Fair to Middling for Manufacturing, Good News for the Services Sectors
Manufacturing fell to 52.4%, missing the consensus range of 54%-55.5% and the consensus point of 54.6%. Economists had predicted a rise in the index of 0.5 but got slack results in all the sub-indexes with new orders down 2.7, production down 0.4, employment down 1.1, supplier deliveries down 4.6, and inventories at break even. But according to Econoday, "February's rates are respectable and not that much different than January's." The most dramatic increase in the sub-indexes were found in prices, rising +6% to 61.5%. So the only good news was that the exports index was up +4.5% to 59.5%.
Non-Manufacturing ISM Report showed greater strength with the headline index rising 0.5% to 57.3% which was well above the consensus of 56% and on the high side of the consensus range of 54.5%-58%. Econoday's summary was a little more reasonable claiming that this report was "very positive." Although employment was down -1.7% to the still good level of 55.7% and supplier deliveries was down 1.5% to 49.5%, business activity jumped 3.1% to 62.6% and new orders continued its strong upward trend since October 2011 (52.4%) with an increase of +1.8% to 61.2%.

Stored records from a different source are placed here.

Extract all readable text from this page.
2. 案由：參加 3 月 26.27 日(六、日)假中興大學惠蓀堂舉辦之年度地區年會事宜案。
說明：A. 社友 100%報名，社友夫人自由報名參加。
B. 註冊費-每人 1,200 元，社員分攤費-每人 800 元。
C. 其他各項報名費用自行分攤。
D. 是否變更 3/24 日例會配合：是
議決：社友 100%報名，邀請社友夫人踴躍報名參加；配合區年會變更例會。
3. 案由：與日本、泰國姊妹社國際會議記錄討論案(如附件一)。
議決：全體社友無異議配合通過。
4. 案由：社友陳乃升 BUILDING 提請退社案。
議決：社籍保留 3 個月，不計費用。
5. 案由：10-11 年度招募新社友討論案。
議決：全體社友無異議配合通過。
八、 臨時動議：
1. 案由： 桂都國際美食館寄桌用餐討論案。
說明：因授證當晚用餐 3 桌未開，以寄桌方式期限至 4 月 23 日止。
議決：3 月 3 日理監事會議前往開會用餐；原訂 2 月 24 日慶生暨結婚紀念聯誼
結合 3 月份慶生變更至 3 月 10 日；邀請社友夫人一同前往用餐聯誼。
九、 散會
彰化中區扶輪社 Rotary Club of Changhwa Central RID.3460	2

Déjà vu on prices and inflation concerns
Even though the manufacturing report showed weakness across the board, the price index and the number of commodities with rising prices did not subside last month. Below is a chart of the price indexes for both manufacturing and non-manufacturing from the Federal Reserve which shows a five-month trend upward for both sectors.
(Click charts to expand)
The following two charts also show recent upward trends from both reports for both total number of commodities rising in prices and multi-month commodities. It is not nearly as dire as the spring of 2011. These indexes are not seasonally adjusted so we can expect this recent trend to continue up.